Jalalabad: It is tucked away in a far corner of west Punjab — barely a dozen kilometres from the Pakistan border — and is certainly nowhere near as developed and prosperous as other parts of the state. But the assembly elections this time have made this a high-profile constituency.
This is because the contest is between Sukhbir Singh Badal, the state’s Deputy Chief Minister and President of the ruling Shiromani Akali Dal (SAD), and two incumbent Lok Sabha members — Sangrur MP Bhagwant Mann of the Aam Aadmi Party (AAP) and Ludhiana MP Ravneet Singh Bittu of the Congress.
Bittu is a grandson of former Punjab Chief Minister Beant Singh who was assassinated in a car bombing at the Punjab secretariat in Chandigarh in 1995.
In the last five years, Jalalabad, as Sukhbir Badal’s constituency, has received special attention and funding for projects worth hundreds of crores. But that alone is not likely to be enough to ensure smooth sailing for Punjab’s most powerful man.
The contest this time could be tougher for the Akali Dal supremo given the fact that Punjab’s Malwa belt (south of the Sutlej river) has shown a definite undercurrent in favour of the AAP and also because comedian/actor-turned-politician Bhagwant Mann is quite popular.
Mann manages to attract crowds in villages and small towns across the constituency as he moves around and addresses people. While much of it is due to his celebrity status in Punjab, a lot of people, especially youth, come to hear his stand-up political acts. His one-liners on the Badal family (headed by Chief Minister Parkash Singh Badal), Sukhbir, the Congress and the Akali Dal, get good response from those attending his meetings.
While the AAP was the first to take on Sukhbir Badal by fielding Mann, considered a tougher candidate than any other AAP leader, the Congress made things more interesting by fielding Bittu, seen as a “youth leader”.
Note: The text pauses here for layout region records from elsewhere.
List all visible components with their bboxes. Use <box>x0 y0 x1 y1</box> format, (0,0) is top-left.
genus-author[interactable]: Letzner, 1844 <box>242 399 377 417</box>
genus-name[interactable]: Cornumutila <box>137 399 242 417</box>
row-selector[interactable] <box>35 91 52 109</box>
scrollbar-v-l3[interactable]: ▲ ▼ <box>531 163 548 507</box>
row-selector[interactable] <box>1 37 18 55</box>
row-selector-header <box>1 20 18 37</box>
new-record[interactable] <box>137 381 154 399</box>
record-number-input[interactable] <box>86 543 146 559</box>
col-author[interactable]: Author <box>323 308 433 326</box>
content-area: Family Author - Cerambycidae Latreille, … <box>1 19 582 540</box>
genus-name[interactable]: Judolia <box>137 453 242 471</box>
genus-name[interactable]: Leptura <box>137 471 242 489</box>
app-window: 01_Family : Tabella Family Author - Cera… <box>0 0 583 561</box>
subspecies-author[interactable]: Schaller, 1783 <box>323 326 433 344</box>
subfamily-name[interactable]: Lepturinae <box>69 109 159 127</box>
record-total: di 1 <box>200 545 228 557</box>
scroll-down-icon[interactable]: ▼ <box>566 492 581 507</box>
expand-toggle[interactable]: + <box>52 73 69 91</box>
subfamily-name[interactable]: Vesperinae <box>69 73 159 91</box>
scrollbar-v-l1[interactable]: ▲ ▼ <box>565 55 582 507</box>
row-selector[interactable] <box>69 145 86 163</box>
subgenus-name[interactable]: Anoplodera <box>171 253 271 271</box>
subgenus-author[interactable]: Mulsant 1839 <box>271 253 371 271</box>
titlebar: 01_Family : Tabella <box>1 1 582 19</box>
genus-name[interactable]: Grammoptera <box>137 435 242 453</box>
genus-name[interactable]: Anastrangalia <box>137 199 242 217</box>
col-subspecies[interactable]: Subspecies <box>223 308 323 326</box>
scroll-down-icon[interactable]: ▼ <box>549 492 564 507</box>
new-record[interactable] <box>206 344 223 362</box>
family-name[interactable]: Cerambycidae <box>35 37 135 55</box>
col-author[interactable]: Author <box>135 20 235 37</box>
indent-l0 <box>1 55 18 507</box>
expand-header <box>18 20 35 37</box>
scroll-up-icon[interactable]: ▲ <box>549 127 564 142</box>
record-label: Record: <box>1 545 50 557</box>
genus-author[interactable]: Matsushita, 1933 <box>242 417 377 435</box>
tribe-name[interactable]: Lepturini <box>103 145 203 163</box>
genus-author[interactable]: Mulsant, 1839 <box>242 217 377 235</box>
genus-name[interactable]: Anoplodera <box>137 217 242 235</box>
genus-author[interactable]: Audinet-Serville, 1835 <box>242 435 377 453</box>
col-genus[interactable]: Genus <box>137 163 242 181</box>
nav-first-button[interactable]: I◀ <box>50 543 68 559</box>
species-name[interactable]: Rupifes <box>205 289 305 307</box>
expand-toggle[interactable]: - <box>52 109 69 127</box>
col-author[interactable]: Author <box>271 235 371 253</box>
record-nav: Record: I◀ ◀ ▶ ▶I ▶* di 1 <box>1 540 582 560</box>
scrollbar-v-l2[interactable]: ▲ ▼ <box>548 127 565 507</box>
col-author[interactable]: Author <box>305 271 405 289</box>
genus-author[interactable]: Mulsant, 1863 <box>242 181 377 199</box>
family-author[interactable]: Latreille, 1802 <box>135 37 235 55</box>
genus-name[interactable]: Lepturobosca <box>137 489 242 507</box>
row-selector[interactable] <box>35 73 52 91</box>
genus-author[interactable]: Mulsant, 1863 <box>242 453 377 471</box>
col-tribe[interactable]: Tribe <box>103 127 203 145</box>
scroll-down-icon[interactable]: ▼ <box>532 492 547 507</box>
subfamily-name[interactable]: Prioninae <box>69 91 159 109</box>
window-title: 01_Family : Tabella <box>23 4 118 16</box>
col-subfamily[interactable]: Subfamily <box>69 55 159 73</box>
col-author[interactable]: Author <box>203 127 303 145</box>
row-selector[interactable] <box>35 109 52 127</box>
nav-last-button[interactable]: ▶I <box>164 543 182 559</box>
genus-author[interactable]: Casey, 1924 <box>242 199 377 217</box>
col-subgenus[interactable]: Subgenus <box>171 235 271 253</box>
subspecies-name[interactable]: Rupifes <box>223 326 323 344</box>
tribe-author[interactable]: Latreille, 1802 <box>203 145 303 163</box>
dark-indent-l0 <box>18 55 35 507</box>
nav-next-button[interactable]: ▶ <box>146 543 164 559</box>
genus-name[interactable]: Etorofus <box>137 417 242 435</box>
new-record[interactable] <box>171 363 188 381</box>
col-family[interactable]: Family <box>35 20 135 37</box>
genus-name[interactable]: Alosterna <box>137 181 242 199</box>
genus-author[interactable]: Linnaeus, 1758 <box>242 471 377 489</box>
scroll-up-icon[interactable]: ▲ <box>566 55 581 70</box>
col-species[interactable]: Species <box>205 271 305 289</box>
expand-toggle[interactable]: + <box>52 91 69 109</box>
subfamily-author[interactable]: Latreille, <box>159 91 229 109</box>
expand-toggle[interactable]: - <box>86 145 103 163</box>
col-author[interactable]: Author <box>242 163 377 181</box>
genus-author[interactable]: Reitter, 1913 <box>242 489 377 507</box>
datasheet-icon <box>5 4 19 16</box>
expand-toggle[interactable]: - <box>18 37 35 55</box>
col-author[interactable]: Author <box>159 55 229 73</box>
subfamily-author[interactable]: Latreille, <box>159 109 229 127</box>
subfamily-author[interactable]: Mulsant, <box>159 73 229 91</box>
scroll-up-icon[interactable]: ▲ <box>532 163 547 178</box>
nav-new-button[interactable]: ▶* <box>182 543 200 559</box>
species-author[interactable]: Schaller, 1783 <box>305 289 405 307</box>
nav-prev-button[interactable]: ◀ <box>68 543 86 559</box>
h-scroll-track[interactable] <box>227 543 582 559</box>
Sukhbir Badal, on the face of it, is showing no signs of being perturbed by the challenge from Mann and Bittu.
“I welcome them here. They are spending time for the fun of it. They are even going to lose their security deposits,” a confident Sukhbir Badal asserted.
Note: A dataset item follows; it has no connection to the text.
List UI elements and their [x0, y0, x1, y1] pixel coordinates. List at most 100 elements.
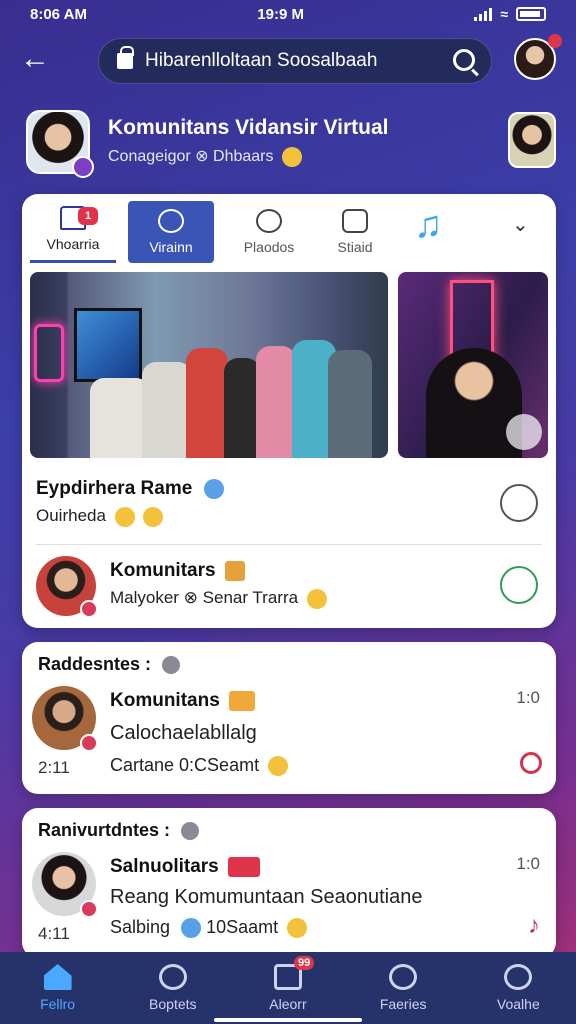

But Mann is not one to walk away without a fight. “We will talk on March 11 (the day the votes will be counted). The Badal family has built an empire in Punjab at the cost of the people. The people will sweep them away with a jhadoo (broom — the AAP symbol) this election,” Mann said.
“The day Parkash Singh Badal came and said in Sangrur (during the 2014 Lok Sabha elections) that Mann will lose, everyone told me that I will win. I won,” Mann, who was elected by the highest margin of 211,721 votes among all the winning candidates in Punjab’s 13 parliamentary seats.
The Jalalabad seat had polled nearly 87 per cent of the 172,000 votes in the constituency in the 2012 assembly polls, with Sukhbir Badal wining by over 50,000 votes.
The runner-up was Congress rebel candidate Hans Raj Josan, who had been a legislator from here earlier. The official Congress candidate, Malkit Singh, had finished a poor third.
No wonder then that a lot is at stake in the February 4 assembly election — not only for the candidates but also for the three major parties in the fray.